GCP

Below are the requirement needed for Storage Access setup in GCP

Google Service Account for Storage Credentials

Unity Catalog Storage credentials should have the ability to read and write to a External Location(GCS bucket) by assigning appropriate IAM roles on that bucket to a Databricks-generated Google Cloud service account. Please refer the docs for detailed steps.

Google Service Account for Overwatch Job Cluster

After the Storage Credentials are created, the existing Service Account attached to the Overwatch Job cluster needs to be provisioned read/write access to the storage target for the Overwatch Output (which will ultimately become your external location). This Service Account can be added to Overwatch Job/Interactive Clusters.

The following steps needs to be performed in external location’s GCS bucket permissions -

  • Go to the Permissions tab of the external location’s GCS bucket
  • Click on Grant Access
  • Add Service Account which is attached to the Overwatch Job cluster in the Add Principal section
  • Add Service Account which is attached to the Overwatch Job cluster
  • Add Roles -
    • Storage Admin
    • Storage Legacy Bucket Owner

Cluster Logging Locations Setup

When you create a workspace, Databricks on Google Cloud creates two Google Cloud Storage GCS buckets in your GCP project:

  • databricks-<workspace-id> - stores system data that is generated as you use various Databricks features. This bucket includes notebook revisions, job run details, command results, and Spark logs
  • databricks-<workspace-id>-system - contains workspace’s root storage for the Databricks File System (DBFS). Your DBFS root bucket is not intended for storage of production data.

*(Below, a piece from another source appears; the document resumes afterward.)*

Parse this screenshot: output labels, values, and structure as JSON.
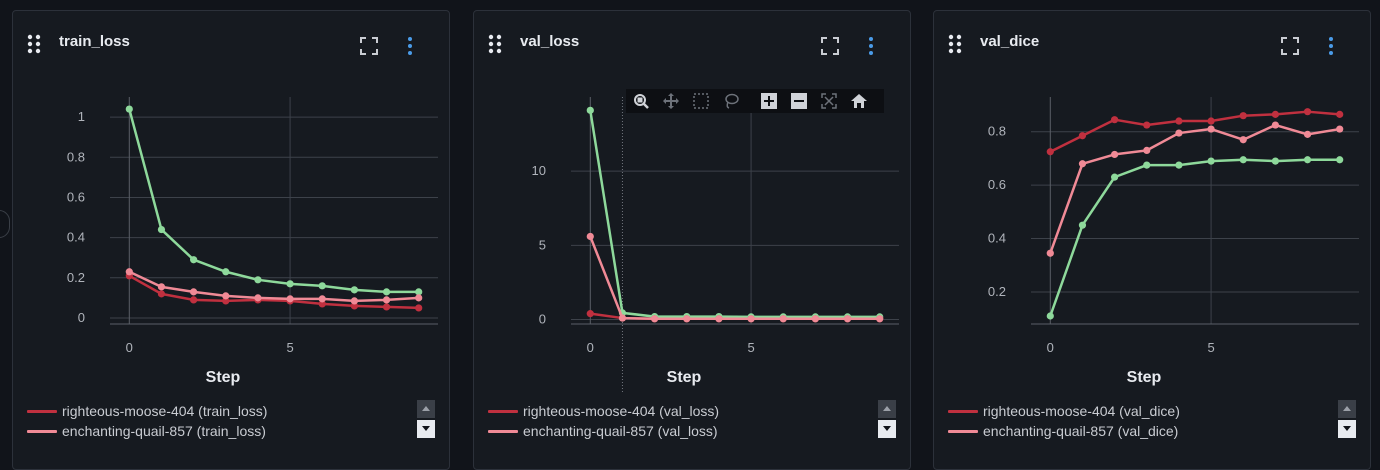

Follow the databricks-docs to get more information on these buckets.

In order to fetch the cluster logs of the remote workspace, cluster should have access to the GCS bucket - databricks-<workspace-id>. This GCS Bucket is created in the Google Cloud project that hosts your Databricks workspace.

The following steps needs to be performed in databricks-<workspace-id> GCS bucket permissions -

  • Go to the Permissions tab of the databricks-<workspace-id> GCS bucket
  • Click on Grant Access
  • Add Service Account which is attached to the Overwatch Job cluster in the Add Principal section
  • Add Roles -
    • Storage Admin
    • Storage Legacy Bucket Owner

GCP – Remote Cluster Logs - Databricks on GCP, does not support mounted/GCS bucket locations. Customers must provide DBFS root path as a target for log delivery.